The markers and the holes

Decade, century, or millennium markers are contrived milestones in history, economics, markets, people’s lives, which – unaffiliated with the solar orbits and powers of ten in the number system – aren’t so neatly structured. When we think of decades in the recent past, we assign certain qualities to each, shaped by events and culture of the period, as though there had been a migration at the precise time, from one room to another, each with a different decor and set of furnishings.

Who’s to say, maybe this is how it works. The complexity of influences and trajectories is vast, and the possibility of ten-year subdivisions is still one among many. Nevertheless, this category set feels artificial in a natural continuum, even with characteristics that we associate with each.

A different way to look back, which maybe combines aspects of the structured and unstructured, is to isolate discrete elements in the mix and mark these as approximations. It’s an imprecise and subjective exercise, but no more so really than the ball that drops in the last ten seconds of the year that passes.

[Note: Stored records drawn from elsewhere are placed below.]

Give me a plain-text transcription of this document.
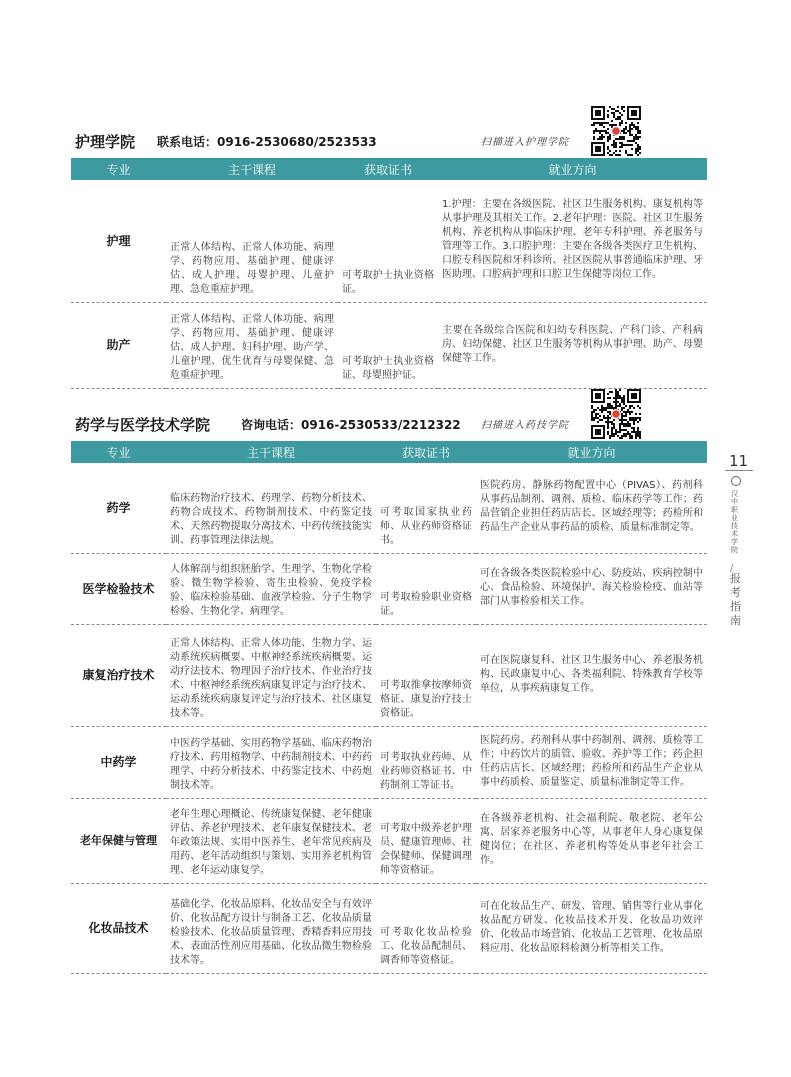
护理学院 联系电话：0916-2530680/2523533	扫描进入护理学院
专业	主干课程	获取证书	就业方向
护理	正常人体结构、正常人体功能、病理学、药物应用、基础护理、健康评估、成人护理、母婴护理、儿童护理、急危重症护理。	可考取护士执业资格证。	1.护理：主要在各级医院、社区卫生服务机构、康复机构等从事护理及其相关工作。2.老年护理：医院、社区卫生服务机构、养老机构从事临床护理、老年专科护理、养老服务与管理等工作。3.口腔护理：主要在各级各类医疗卫生机构、口腔专科医院和牙科诊所、社区医院从事普通临床护理、牙医助理、口腔病护理和口腔卫生保健等岗位工作。

助产	正常人体结构、正常人体功能、病理学、药物应用、基础护理、健康评估、成人护理、妇科护理、助产学、儿童护理、优生优育与母婴保健、急危重症护理。	可考取护士执业资格证、母婴照护证。	主要在各级综合医院和妇幼专科医院、产科门诊、产科病房、妇幼保健、社区卫生服务等机构从事护理、助产、母婴保健等工作。
药学与医学技术学院	咨询电话：0916-2530533/2212322 扫描进入药技学院
专业	主干课程	获取证书	就业方向
药学	临床药物治疗技术、药理学、药物分析技术、药物合成技术、药物制剂技术、中药鉴定技术、天然药物提取分离技术、中药传统技能实训、药事管理法律法规。	可考取国家执业药师、从业药师资格证书。	医院药房、静脉药物配置中心（PIVAS）、药剂科从事药品制剂、调剂、质检、临床药学等工作；药品营销企业担任药店店长、区域经理等；药检所和药品生产企业从事药品的质检、质量标准制定等。

医学检验技术	人体解剖与组织胚胎学、生理学、生物化学检验、微生物学检验、寄生虫检验、免疫学检验、临床检验基础、血液学检验、分子生物学检验、生物化学、病理学。	可考取检验职业资格证。	可在各级各类医院检验中心、防疫站、疾病控制中心、食品检验、环境保护、海关检验检疫、血站等部门从事检验相关工作。

康复治疗技术	正常人体结构、正常人体功能、生物力学、运动系统疾病概要、中枢神经系统疾病概要、运动疗法技术、物理因子治疗技术、作业治疗技术、中枢神经系统疾病康复评定与治疗技术、运动系统疾病康复评定与治疗技术、社区康复技术等。	可考取推拿按摩师资格证、康复治疗技士资格证。	可在医院康复科、社区卫生服务中心、养老服务机构、民政康复中心、各类福利院、特殊教育学校等单位，从事疾病康复工作。

中药学	中医药学基础、实用药物学基础、临床药物治疗技术、药用植物学、中药制剂技术、中药药理学、中药分析技术、中药鉴定技术、中药炮制技术等。	可考取执业药师、从业药师资格证书、中药制剂工等证书。	医院药房、药剂科从事中药制剂、调剂、质检等工作；中药饮片的质管、验收、养护等工作；药企担任药店店长、区域经理；药检所和药品生产企业从事中药质检、质量鉴定、质量标准制定等工作。

老年保健与管理	老年生理心理概论、传统康复保健、老年健康评估、养老护理技术、老年康复保健技术、老年政策法规、实用中医养生、老年常见疾病及用药、老年活动组织与策划、实用养老机构管理、老年运动康复学。	可考取中级养老护理员、健康管理师、社会保健师、保健调理师等资格证。	在各级养老机构、社会福利院、敬老院、老年公寓、居家养老服务中心等，从事老年人身心康复保健岗位；在社区、养老机构等处从事老年社会工作。

化妆品技术	基础化学、化妆品原料、化妆品安全与有效评价、化妆品配方设计与制备工艺、化妆品质量检验技术、化妆品质量管理、香精香料应用技术、表面活性剂应用基础、化妆品微生物检验技术等。	可考取化妆品检验工、化妆品配制员、调香师等资格证。	可在化妆品生产、研发、管理、销售等行业从事化妆品配方研发、化妆品技术开发、化妆品功效评价、化妆品市场营销、化妆品工艺管理、化妆品原料应用、化妆品原料检测分析等相关工作。
11
汉中职业技术学院
/
报考指南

So, for instance, let’s say that in the market context – which reflects economics and shapes people’s lives, directly or indirectly – the ’80s ended with the Black Monday crash of 1987…

The end of the 1980s

And then let’s say that the following decade ended with the dot-com bubble burst and 9-11 in short order…

The end of the 1990s

The Great Recession happened a few years after that, not precisely ten, but approximately enough…

The end of the 2000s

And now, some twelve years later, this…

The end of the 2010s

The milestones, markers, and events depicted in these charts are approximate, as stated, and the causes and effects are complicated, as we’ve seen. Had I picked a chart from, say, the middle of each decade, the picture would have told a different story.

In this particular story, though, there seems to be a pattern. Each ten-year period, loosely speaking, concludes with a big shock. We take time to recover, and each successive shock, in ways, seems worse than the one before… not quantitatively necessarily, in the strict market sense, but in terms of impact, depth, and breadth.

Again, the explanations and the different angles are nuanced, and the timeframes are rough estimates to meet some artificial bounds halfway. But the pattern that is seen, as it were from far away in space and without the detail, glares.

For decades now, on certain levels, we’ve been playing catch-up and digging out of holes that each seems harder to climb. Why is this? And should we plan and build up energy already for the fifth time around?